Nya lives in a world of Healers, Takers and Pain Merchants: people who can take pain from people and either store it away or turn it into powerful weapons. But Nya has a unique ability to actually be able to shift pain (hence the American name of the book) from one person to another. The story is what happens when this ability becomes known by those who would use her for it.
I'd read Janice's blog for a while before I decided to get the book, and in some ways I was surprised. I think I expected it to be more mature than it was: but I was forgetting that this is a teen book, perhaps Middle Grade (but I'm not entirely sure what Middle Grade actually is). Saying that though, I still really enjoyed the book and the world Nya lives in was lovely to see and experience.
The healing idea is marvellous. As I said in the introduction, the ability is to take away the pain from an injury and- optionally- to be able to heal that injury. The pain is held in the healer's body until pynvium can be found: a rare metal that (when raw) is able to contain pain. In some ways, it's straightforward, but then I didn't want a huge and complicated magic system- and in it's good that it isn't magic. What's been done here is much more involved and sophisticated, in my opinion. One idea has been taken: that someone can heal someone else. What has then been done is that it was fleshed out. A problem with some magic in books is that- like in Harry Potter- no end of magic can be cast without personal effects. There is just an endless pool of magic while the magic itself is based on knowledge and creativity. Much better are the systems that cause the energy for magic to be taken from the caster, but that is an over-used idea. Janice's system is great because it really is a real effect: the healer will completely experience the pain of whoever they heal, they just won't have the physical injury.

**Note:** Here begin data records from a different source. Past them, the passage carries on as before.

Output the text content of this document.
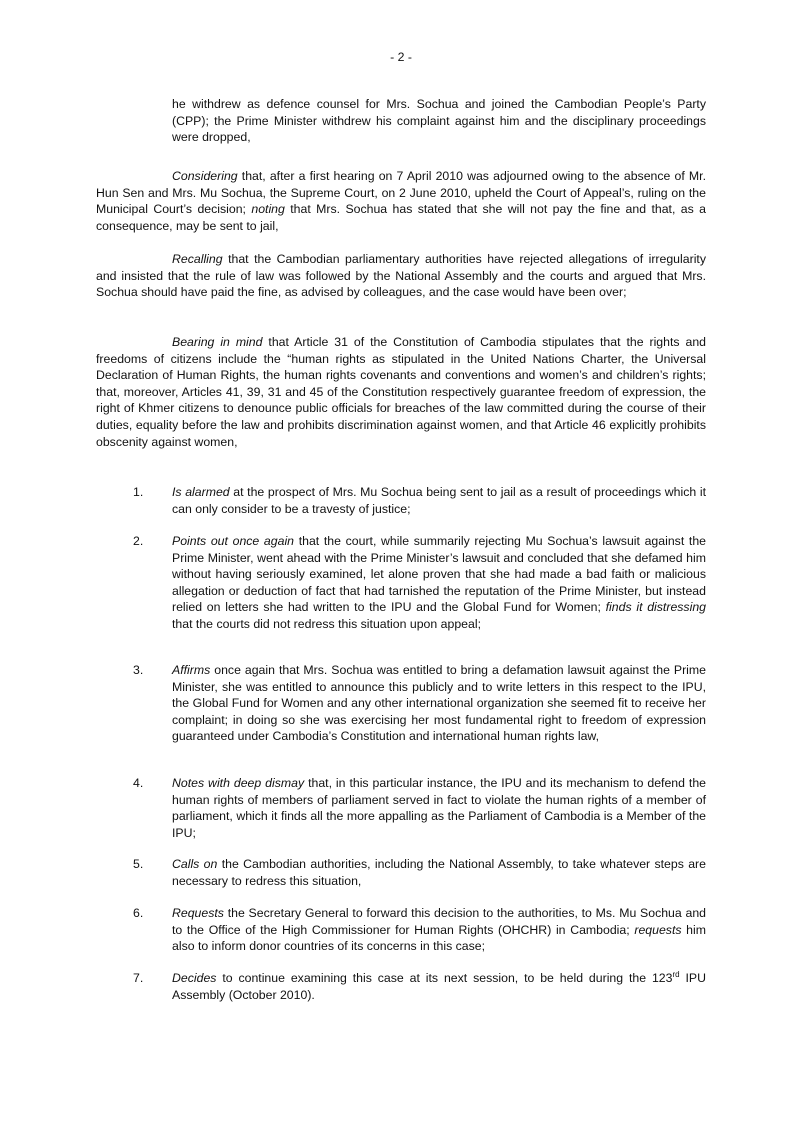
- 2 -
he withdrew as defence counsel for Mrs. Sochua and joined the Cambodian People’s Party (CPP); the Prime Minister withdrew his complaint against him and the disciplinary proceedings were dropped,
Considering that, after a first hearing on 7 April 2010 was adjourned owing to the absence of Mr. Hun Sen and Mrs. Mu Sochua, the Supreme Court, on 2 June 2010, upheld the Court of Appeal’s, ruling on the Municipal Court’s decision; noting that Mrs. Sochua has stated that she will not pay the fine and that, as a consequence, may be sent to jail,
Recalling that the Cambodian parliamentary authorities have rejected allegations of irregularity and insisted that the rule of law was followed by the National Assembly and the courts and argued that Mrs. Sochua should have paid the fine, as advised by colleagues, and the case would have been over;
Bearing in mind that Article 31 of the Constitution of Cambodia stipulates that the rights and freedoms of citizens include the “human rights as stipulated in the United Nations Charter, the Universal Declaration of Human Rights, the human rights covenants and conventions and women’s and children’s rights; that, moreover, Articles 41, 39, 31 and 45 of the Constitution respectively guarantee freedom of expression, the right of Khmer citizens to denounce public officials for breaches of the law committed during the course of their duties, equality before the law and prohibits discrimination against women, and that Article 46 explicitly prohibits obscenity against women,
1.	Is alarmed at the prospect of Mrs. Mu Sochua being sent to jail as a result of proceedings which it can only consider to be a travesty of justice;
2.	Points out once again that the court, while summarily rejecting Mu Sochua’s lawsuit against the Prime Minister, went ahead with the Prime Minister’s lawsuit and concluded that she defamed him without having seriously examined, let alone proven that she had made a bad faith or malicious allegation or deduction of fact that had tarnished the reputation of the Prime Minister, but instead relied on letters she had written to the IPU and the Global Fund for Women; finds it distressing that the courts did not redress this situation upon appeal;
3.	Affirms once again that Mrs. Sochua was entitled to bring a defamation lawsuit against the Prime Minister, she was entitled to announce this publicly and to write letters in this respect to the IPU, the Global Fund for Women and any other international organization she seemed fit to receive her complaint; in doing so she was exercising her most fundamental right to freedom of expression guaranteed under Cambodia’s Constitution and international human rights law,
4.	Notes with deep dismay that, in this particular instance, the IPU and its mechanism to defend the human rights of members of parliament served in fact to violate the human rights of a member of parliament, which it finds all the more appalling as the Parliament of Cambodia is a Member of the IPU;
5.	Calls on the Cambodian authorities, including the National Assembly, to take whatever steps are necessary to redress this situation,
6.	Requests the Secretary General to forward this decision to the authorities, to Ms. Mu Sochua and to the Office of the High Commissioner for Human Rights (OHCHR) in Cambodia; requests him also to inform donor countries of its concerns in this case;
7.	Decides to continue examining this case at its next session, to be held during the 123rd IPU Assembly (October 2010).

The city itself was interesting too- as was it's place as city in a world. There is class divide in the city between the aristocrats who dominated the land through war and the natives who fought them. None of the descendants of those natives have positions of power, they- the Gevegs- are beggars and manual labourers who work so that the Baseeris stay rich. The animosity between both groups is always apparent and it's the underlying tension throughout the city. A Baseeri believe that every Geveg's life is worth less than his own, and they would let thugs or worse do what they will with them. They turn a blind eye for their own protection.
|American Cover (I prefer)|
One of the things I didn't like was the characterisation. I'm not going to make an issue of this because it isn't at the same maturity as some things I read so there can't always be the same moral ambiguity. Good and Evil are mostly clear cut, though the Pain Merchants (which is like a mob version of the League) are somewhat unclear. Even Nya, who is stealing eggs at the beginning, shows some sort of ambiguity. Yet it's all rather low-key and the manner of it makes it clear whether it's a good or bad deed. Nya is starving, so theft can be acceptable; and she also offers to work for her food once caught. She is a good character in a tough situation. As for the Pain Merchants, they are seen as ultimately bad. Though they might do good, it's for capitalist reasons of money-making.
The other thing noticed myself disliking was some of the slang in the book. Some of it was local dialect, but when "cos" starting being used instead of "because" or " 'cause" the grammar freak in me lashed out and I got rather annoyed every time it was used after. I do remember some others, but that is the one that annoys me the most. Also, some of the names were bothersome since they seemed to awkward, but I think I'm just being unwarrantedly picky.
As a fantasy book for younger readers, I do think this was quite good. I would have preferred a more mature book, but knowing my old tastes, I know I would have liked it. I think the fact I read it all in a day is a nod towards the fact it is a good book. If you're looking for something simple, enjoyable and fantastical, look no further.